Meanwhile, Neel Kashkari, the interim head of the government's $700 billion rescue effort, and other government officials were going before the Senate Banking Committee to lay out their plans for implementing the massive program.
Both hearings were expected to be contentious as lawmakers, already upset about having to vote for the biggest bailout in U.S. history, seek answers to what went wrong and try to determine why the government's rescue effort, which just cleared Congress on Oct. 3, already has undergone a radical overhaul.
All the action in Washington was taking place against a backdrop of continued turbulence on financial markets around the world. The Dow Jones industrial average plunged by 514 points Wednesday amid fears that the government intervention will not be enough to prevent a serious global recession.
Asian stocks fell for a second consecutive day Thursday, with South Korea's market sinking 7.5 percent. Japan's Nikkei 225 stock average closed down 2.5 percent, and Hong Kong's Hang Seng Index was down 4.7 percent.

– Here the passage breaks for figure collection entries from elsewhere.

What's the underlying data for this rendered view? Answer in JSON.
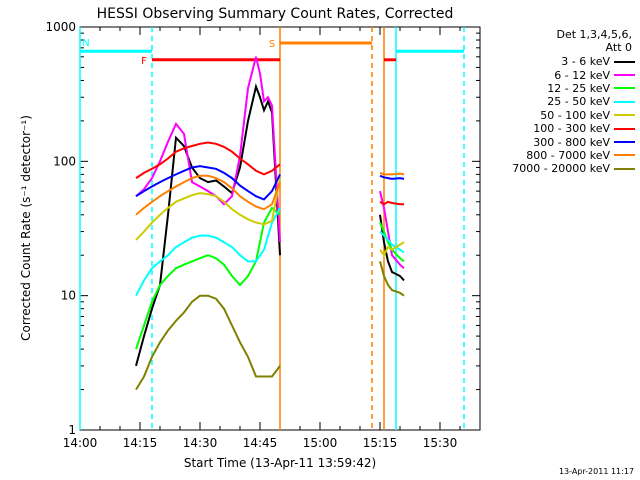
{
  "chart_data": {
    "type": "line",
    "title": "HESSI Observing Summary Count Rates, Corrected",
    "xlabel": "Start Time (13-Apr-11 13:59:42)",
    "ylabel": "Corrected Count Rate (s⁻¹ detector⁻¹)",
    "x_unit": "minutes after 14:00",
    "xlim": [
      0,
      100
    ],
    "ylim": [
      1,
      1000
    ],
    "y_scale": "log",
    "x_ticks": [
      "14:00",
      "14:15",
      "14:30",
      "14:45",
      "15:00",
      "15:15",
      "15:30"
    ],
    "x_tick_values": [
      0,
      15,
      30,
      45,
      60,
      75,
      90
    ],
    "y_ticks": [
      "1",
      "10",
      "100",
      "1000"
    ],
    "y_tick_values": [
      1,
      10,
      100,
      1000
    ],
    "legend_header": [
      "Det 1,3,4,5,6,",
      "Att 0"
    ],
    "legend_position": "right",
    "timestamp": "13-Apr-2011 11:17",
    "series": [
      {
        "name": "3 - 6 keV",
        "color": "#000000",
        "points": [
          [
            14,
            3
          ],
          [
            16,
            5
          ],
          [
            18,
            8
          ],
          [
            20,
            12
          ],
          [
            22,
            40
          ],
          [
            24,
            150
          ],
          [
            26,
            130
          ],
          [
            28,
            90
          ],
          [
            30,
            75
          ],
          [
            32,
            70
          ],
          [
            34,
            72
          ],
          [
            36,
            65
          ],
          [
            38,
            58
          ],
          [
            40,
            90
          ],
          [
            42,
            200
          ],
          [
            44,
            360
          ],
          [
            45,
            300
          ],
          [
            46,
            240
          ],
          [
            47,
            280
          ],
          [
            48,
            230
          ],
          [
            50,
            20
          ]
        ],
        "points2": [
          [
            75,
            40
          ],
          [
            76,
            25
          ],
          [
            77,
            18
          ],
          [
            78,
            15
          ],
          [
            80,
            14
          ],
          [
            81,
            13
          ]
        ]
      },
      {
        "name": "6 - 12 keV",
        "color": "#ff00ff",
        "points": [
          [
            14,
            55
          ],
          [
            16,
            62
          ],
          [
            18,
            75
          ],
          [
            20,
            100
          ],
          [
            22,
            140
          ],
          [
            24,
            190
          ],
          [
            26,
            160
          ],
          [
            28,
            70
          ],
          [
            30,
            65
          ],
          [
            32,
            60
          ],
          [
            34,
            55
          ],
          [
            36,
            48
          ],
          [
            38,
            55
          ],
          [
            40,
            110
          ],
          [
            42,
            350
          ],
          [
            44,
            600
          ],
          [
            45,
            450
          ],
          [
            46,
            280
          ],
          [
            47,
            300
          ],
          [
            48,
            260
          ],
          [
            50,
            25
          ]
        ],
        "points2": [
          [
            75,
            60
          ],
          [
            76,
            45
          ],
          [
            77,
            30
          ],
          [
            78,
            20
          ],
          [
            80,
            17
          ],
          [
            81,
            16
          ]
        ]
      },
      {
        "name": "12 - 25 keV",
        "color": "#00ff00",
        "points": [
          [
            14,
            4
          ],
          [
            16,
            6
          ],
          [
            18,
            9
          ],
          [
            20,
            12
          ],
          [
            22,
            14
          ],
          [
            24,
            16
          ],
          [
            26,
            17
          ],
          [
            28,
            18
          ],
          [
            30,
            19
          ],
          [
            32,
            20
          ],
          [
            34,
            19
          ],
          [
            36,
            17
          ],
          [
            38,
            14
          ],
          [
            40,
            12
          ],
          [
            42,
            14
          ],
          [
            44,
            18
          ],
          [
            46,
            35
          ],
          [
            48,
            45
          ],
          [
            50,
            40
          ]
        ],
        "points2": [
          [
            75,
            35
          ],
          [
            76,
            30
          ],
          [
            77,
            25
          ],
          [
            78,
            22
          ],
          [
            80,
            19
          ],
          [
            81,
            18
          ]
        ]
      },
      {
        "name": "25 - 50 keV",
        "color": "#00ffff",
        "points": [
          [
            14,
            10
          ],
          [
            16,
            13
          ],
          [
            18,
            16
          ],
          [
            20,
            18
          ],
          [
            22,
            20
          ],
          [
            24,
            23
          ],
          [
            26,
            25
          ],
          [
            28,
            27
          ],
          [
            30,
            28
          ],
          [
            32,
            28
          ],
          [
            34,
            27
          ],
          [
            36,
            25
          ],
          [
            38,
            23
          ],
          [
            40,
            20
          ],
          [
            42,
            18
          ],
          [
            44,
            18
          ],
          [
            46,
            22
          ],
          [
            48,
            35
          ],
          [
            50,
            45
          ]
        ],
        "points2": [
          [
            75,
            30
          ],
          [
            76,
            28
          ],
          [
            77,
            26
          ],
          [
            78,
            24
          ],
          [
            80,
            22
          ],
          [
            81,
            21
          ]
        ]
      },
      {
        "name": "50 - 100 keV",
        "color": "#cccc00",
        "points": [
          [
            14,
            26
          ],
          [
            16,
            30
          ],
          [
            18,
            35
          ],
          [
            20,
            40
          ],
          [
            22,
            45
          ],
          [
            24,
            50
          ],
          [
            26,
            53
          ],
          [
            28,
            56
          ],
          [
            30,
            58
          ],
          [
            32,
            57
          ],
          [
            34,
            55
          ],
          [
            36,
            50
          ],
          [
            38,
            44
          ],
          [
            40,
            40
          ],
          [
            42,
            37
          ],
          [
            44,
            35
          ],
          [
            46,
            34
          ],
          [
            48,
            36
          ],
          [
            50,
            75
          ]
        ],
        "points2": [
          [
            75,
            22
          ],
          [
            76,
            20
          ],
          [
            77,
            23
          ],
          [
            78,
            22
          ],
          [
            80,
            24
          ],
          [
            81,
            25
          ]
        ]
      },
      {
        "name": "100 - 300 keV",
        "color": "#ff0000",
        "points": [
          [
            14,
            75
          ],
          [
            16,
            82
          ],
          [
            18,
            88
          ],
          [
            20,
            95
          ],
          [
            22,
            105
          ],
          [
            24,
            118
          ],
          [
            26,
            125
          ],
          [
            28,
            130
          ],
          [
            30,
            135
          ],
          [
            32,
            138
          ],
          [
            34,
            135
          ],
          [
            36,
            128
          ],
          [
            38,
            118
          ],
          [
            40,
            105
          ],
          [
            42,
            95
          ],
          [
            44,
            85
          ],
          [
            46,
            80
          ],
          [
            48,
            85
          ],
          [
            50,
            95
          ]
        ],
        "points2": [
          [
            75,
            50
          ],
          [
            76,
            48
          ],
          [
            77,
            50
          ],
          [
            78,
            49
          ],
          [
            80,
            48
          ],
          [
            81,
            48
          ]
        ]
      },
      {
        "name": "300 - 800 keV",
        "color": "#0000ff",
        "points": [
          [
            14,
            55
          ],
          [
            16,
            60
          ],
          [
            18,
            65
          ],
          [
            20,
            70
          ],
          [
            22,
            75
          ],
          [
            24,
            80
          ],
          [
            26,
            85
          ],
          [
            28,
            90
          ],
          [
            30,
            92
          ],
          [
            32,
            90
          ],
          [
            34,
            88
          ],
          [
            36,
            82
          ],
          [
            38,
            75
          ],
          [
            40,
            66
          ],
          [
            42,
            60
          ],
          [
            44,
            55
          ],
          [
            46,
            52
          ],
          [
            48,
            60
          ],
          [
            50,
            80
          ]
        ],
        "points2": [
          [
            75,
            78
          ],
          [
            76,
            76
          ],
          [
            77,
            75
          ],
          [
            78,
            74
          ],
          [
            80,
            75
          ],
          [
            81,
            74
          ]
        ]
      },
      {
        "name": "800 - 7000 keV",
        "color": "#ff8000",
        "points": [
          [
            14,
            40
          ],
          [
            16,
            45
          ],
          [
            18,
            50
          ],
          [
            20,
            55
          ],
          [
            22,
            60
          ],
          [
            24,
            65
          ],
          [
            26,
            70
          ],
          [
            28,
            75
          ],
          [
            30,
            78
          ],
          [
            32,
            78
          ],
          [
            34,
            75
          ],
          [
            36,
            70
          ],
          [
            38,
            63
          ],
          [
            40,
            55
          ],
          [
            42,
            50
          ],
          [
            44,
            46
          ],
          [
            46,
            44
          ],
          [
            48,
            48
          ],
          [
            50,
            70
          ]
        ],
        "points2": [
          [
            75,
            82
          ],
          [
            76,
            80
          ],
          [
            77,
            80
          ],
          [
            78,
            80
          ],
          [
            80,
            81
          ],
          [
            81,
            80
          ]
        ]
      },
      {
        "name": "7000 - 20000 keV",
        "color": "#808000",
        "points": [
          [
            14,
            2
          ],
          [
            16,
            2.5
          ],
          [
            18,
            3.5
          ],
          [
            20,
            4.5
          ],
          [
            22,
            5.5
          ],
          [
            24,
            6.5
          ],
          [
            26,
            7.5
          ],
          [
            28,
            9
          ],
          [
            30,
            10
          ],
          [
            32,
            10
          ],
          [
            34,
            9.5
          ],
          [
            36,
            8
          ],
          [
            38,
            6
          ],
          [
            40,
            4.5
          ],
          [
            42,
            3.5
          ],
          [
            44,
            2.5
          ],
          [
            46,
            2.5
          ],
          [
            48,
            2.5
          ],
          [
            50,
            3
          ]
        ],
        "points2": [
          [
            75,
            18
          ],
          [
            76,
            14
          ],
          [
            77,
            12
          ],
          [
            78,
            11
          ],
          [
            80,
            10.5
          ],
          [
            81,
            10
          ]
        ]
      }
    ],
    "flag_bars": [
      {
        "label": "F",
        "color": "#ff0000",
        "start": 18,
        "end": 50,
        "level": 570
      },
      {
        "label": "S",
        "color": "#ff8000",
        "start": 50,
        "end": 73,
        "level": 760
      },
      {
        "label": "",
        "color": "#ff0000",
        "start": 76,
        "end": 79,
        "level": 570
      },
      {
        "label": "N",
        "color": "#00ffff",
        "start": 0,
        "end": 18,
        "level": 660
      },
      {
        "label": "",
        "color": "#00ffff",
        "start": 79,
        "end": 96,
        "level": 660
      }
    ],
    "markers": [
      {
        "color": "#00ffff",
        "at": 0,
        "style": "solid"
      },
      {
        "color": "#00ffff",
        "at": 18,
        "style": "dashed"
      },
      {
        "color": "#ff8000",
        "at": 50,
        "style": "solid"
      },
      {
        "color": "#ff8000",
        "at": 73,
        "style": "dashed"
      },
      {
        "color": "#ff8000",
        "at": 76,
        "style": "solid"
      },
      {
        "color": "#00ffff",
        "at": 79,
        "style": "solid"
      },
      {
        "color": "#00ffff",
        "at": 96,
        "style": "dashed"
      }
    ]
  }
}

While conducting major hearings so close to an election is unusual, House Oversight Committee Chairman Henry Waxman, D-Calif., said the current crisis was so serious that Congress could not wait until a new administration arrives in January to find out "what went wrong and who should be held accountable."

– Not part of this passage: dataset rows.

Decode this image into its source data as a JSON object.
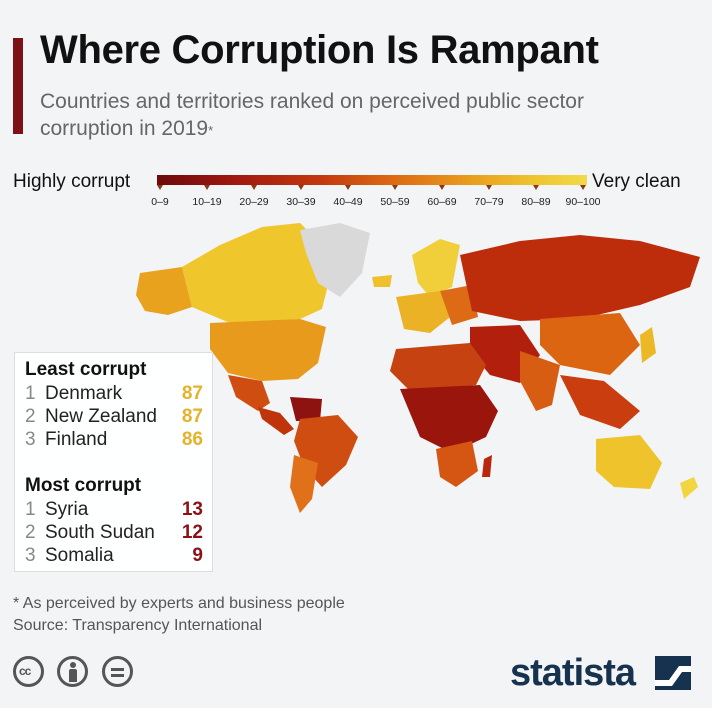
{
  "header": {
    "title": "Where Corruption Is Rampant",
    "subtitle": "Countries and territories ranked on perceived public sector corruption in 2019",
    "subtitle_mark": "*",
    "accent_color": "#7c1116"
  },
  "scale": {
    "left_label": "Highly corrupt",
    "right_label": "Very clean",
    "ranges": [
      "0–9",
      "10–19",
      "20–29",
      "30–39",
      "40–49",
      "50–59",
      "60–69",
      "70–79",
      "80–89",
      "90–100"
    ],
    "colors": {
      "low": "#6c0a0c",
      "mid": "#dc6a12",
      "high": "#f1da4a",
      "no_data": "#d9d9d9"
    }
  },
  "legend": {
    "least": {
      "heading": "Least corrupt",
      "items": [
        {
          "rank": "1",
          "name": "Denmark",
          "score": "87"
        },
        {
          "rank": "2",
          "name": "New Zealand",
          "score": "87"
        },
        {
          "rank": "3",
          "name": "Finland",
          "score": "86"
        }
      ],
      "score_color": "#e5b22a"
    },
    "most": {
      "heading": "Most corrupt",
      "items": [
        {
          "rank": "1",
          "name": "Syria",
          "score": "13"
        },
        {
          "rank": "2",
          "name": "South Sudan",
          "score": "12"
        },
        {
          "rank": "3",
          "name": "Somalia",
          "score": "9"
        }
      ],
      "score_color": "#8c1016"
    }
  },
  "footer": {
    "note": "* As perceived by experts and business people",
    "source": "Source: Transparency International",
    "brand": "statista",
    "license_icons": [
      "cc-icon",
      "attribution-icon",
      "no-derivatives-icon"
    ]
  }
}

Democrats see the prime culprits as greedy Wall Street executives and lax government regulations under a Republican administration, a view that the administration and Republicans in Congress dispute strongly.
Once praised as the "maestro" of the U.S. financial system during the 1990s economic boom, Greenspan, who was succeeded in 2006 by Ben Bernanke, was likely to find himself defending actions he took that are being blamed for contributing to the current crisis.

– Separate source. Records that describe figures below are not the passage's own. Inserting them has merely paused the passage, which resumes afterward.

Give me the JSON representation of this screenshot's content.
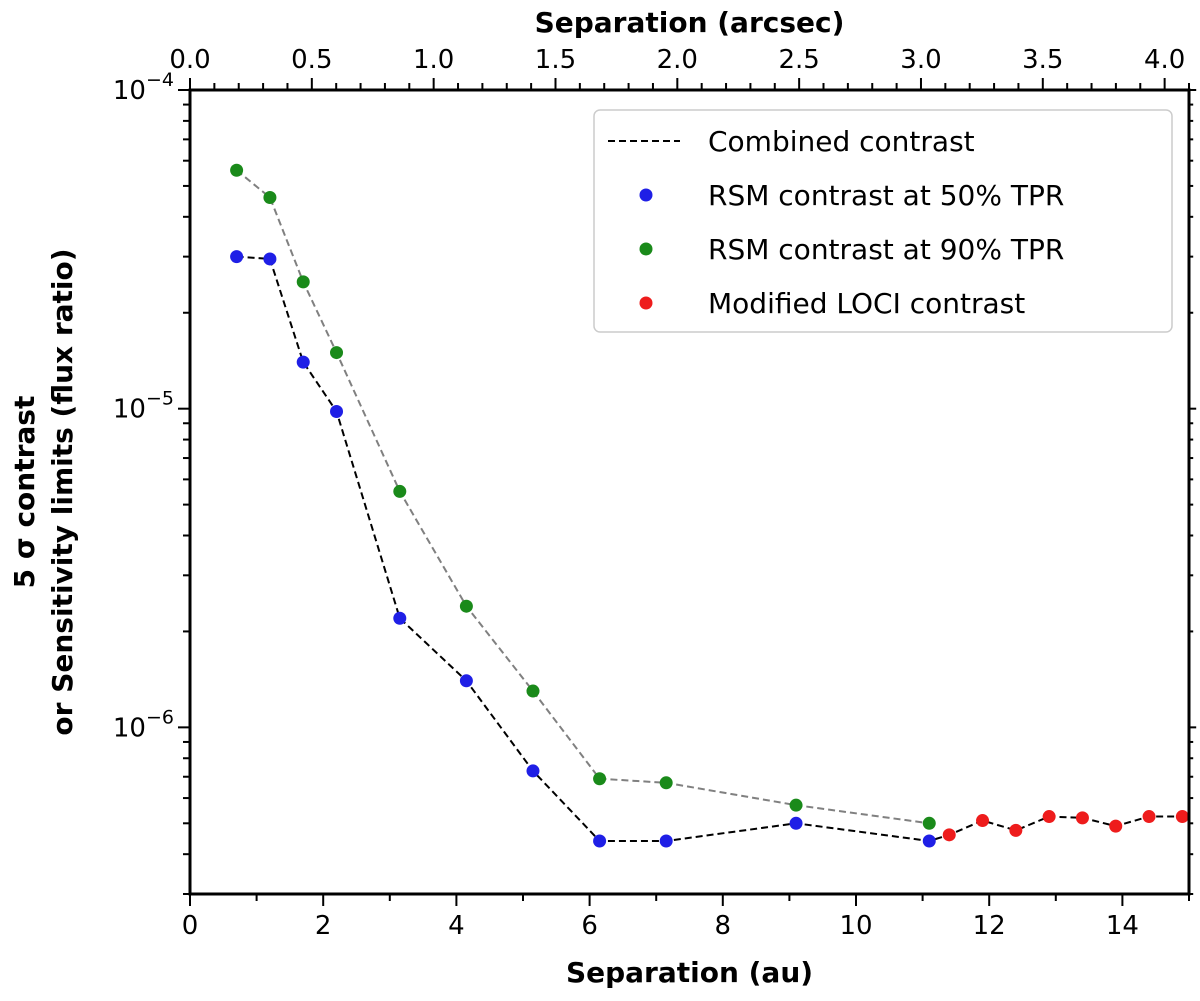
{
  "chart_data": {
    "type": "scatter",
    "title": "",
    "xlabel": "Separation (au)",
    "x2label": "Separation (arcsec)",
    "ylabel_line1": "5 σ contrast",
    "ylabel_line2": "or Sensitivity limits (flux ratio)",
    "xlim": [
      0,
      15
    ],
    "x2lim": [
      0,
      4.1
    ],
    "ylim": [
      3e-07,
      0.0001
    ],
    "yscale": "log",
    "x_major_ticks": [
      "0",
      "2",
      "4",
      "6",
      "8",
      "10",
      "12",
      "14"
    ],
    "x2_major_ticks": [
      "0.0",
      "0.5",
      "1.0",
      "1.5",
      "2.0",
      "2.5",
      "3.0",
      "3.5",
      "4.0"
    ],
    "y_tick_labels": [
      {
        "value": 0.0001,
        "base": "10",
        "exp": "−4"
      },
      {
        "value": 1e-05,
        "base": "10",
        "exp": "−5"
      },
      {
        "value": 1e-06,
        "base": "10",
        "exp": "−6"
      }
    ],
    "legend_position": "top-right",
    "series": [
      {
        "name": "RSM contrast at 90% TPR",
        "color": "#1a8a1a",
        "line_color": "#808080",
        "line_style": "dashed",
        "x": [
          0.7,
          1.2,
          1.7,
          2.2,
          3.15,
          4.15,
          5.15,
          6.15,
          7.15,
          9.1,
          11.1
        ],
        "y": [
          5.6e-05,
          4.6e-05,
          2.5e-05,
          1.5e-05,
          5.5e-06,
          2.4e-06,
          1.3e-06,
          6.9e-07,
          6.7e-07,
          5.7e-07,
          5e-07
        ]
      },
      {
        "name": "RSM contrast at 50% TPR",
        "color": "#1f1fe6",
        "line_color": "#000000",
        "line_style": "dashed",
        "x": [
          0.7,
          1.2,
          1.7,
          2.2,
          3.15,
          4.15,
          5.15,
          6.15,
          7.15,
          9.1,
          11.1
        ],
        "y": [
          3e-05,
          2.95e-05,
          1.4e-05,
          9.8e-06,
          2.2e-06,
          1.4e-06,
          7.3e-07,
          4.4e-07,
          4.4e-07,
          5e-07,
          4.4e-07
        ]
      },
      {
        "name": "Modified LOCI contrast",
        "color": "#ee1c1c",
        "line_color": "#000000",
        "line_style": "dashed",
        "x": [
          11.4,
          11.9,
          12.4,
          12.9,
          13.4,
          13.9,
          14.4,
          14.9
        ],
        "y": [
          4.6e-07,
          5.1e-07,
          4.75e-07,
          5.25e-07,
          5.2e-07,
          4.9e-07,
          5.25e-07,
          5.25e-07
        ]
      }
    ],
    "legend": [
      {
        "label": "Combined contrast",
        "kind": "line",
        "color": "#000000"
      },
      {
        "label": "RSM contrast at 50% TPR",
        "kind": "marker",
        "color": "#1f1fe6"
      },
      {
        "label": "RSM contrast at 90% TPR",
        "kind": "marker",
        "color": "#1a8a1a"
      },
      {
        "label": "Modified LOCI contrast",
        "kind": "marker",
        "color": "#ee1c1c"
      }
    ]
  }
}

Critics charge that he left interest rates too low in the early part of this decade, spurring an unsustainable housing boom, while also refusing to exercise the Fed's powers to impose greater regulations on the issuance of new types of mortgages, including subprime loans. It was the collapse of these mortgages and rising defaults a year ago that triggered the current crisis.
Greenspan, true to his Republican free-market principles, successfully opposed attempts to impose tighter controls on complex financial contracts known as derivatives, which are largely unregulated and which some see as a contributing factor in the current problems.
Greenspan recently described the current episode as the type of wrenching financial crisis that comes along only once in a century. He has defended the use of derivatives, so-named because their value is derived from the value of an underlying asset. He said they were useful in helping to spread risks.
Lawmakers in particular want government officials to explain why the emphasis in the rescue package has switched from a program that initially was aimed at buying billions of dollars of troubled mortgage-related assets from banks as a way to spur them to resume more normal lending.
A week ago, Treasury Secretary Henry Paulson announced that the program now would have as a major component the purchase by the government of $250 billion in stock in hundreds of U.S. banks, including $125 billion that would go to nine of the largest institutions. Paulson has said that the fast-moving nature of the crisis convinced him that money needed to get out more quickly as a way to encourage banks to start lending again.
But questions have been raised about whether the huge infusion of government money will actually spur more lending, especially after several banks have said they planned to employ the new capital to help finance purchases of weaker rivals.
Sens. Charles Schumer, D-N.Y., Jack Reed, D-R.I., and Robert Menendez, D-N.J., sent a letter to Paulson on Wednesday complaining that Treasury had failed to establish adequate standards "to assure that banks put this capital to good use in the lending markets."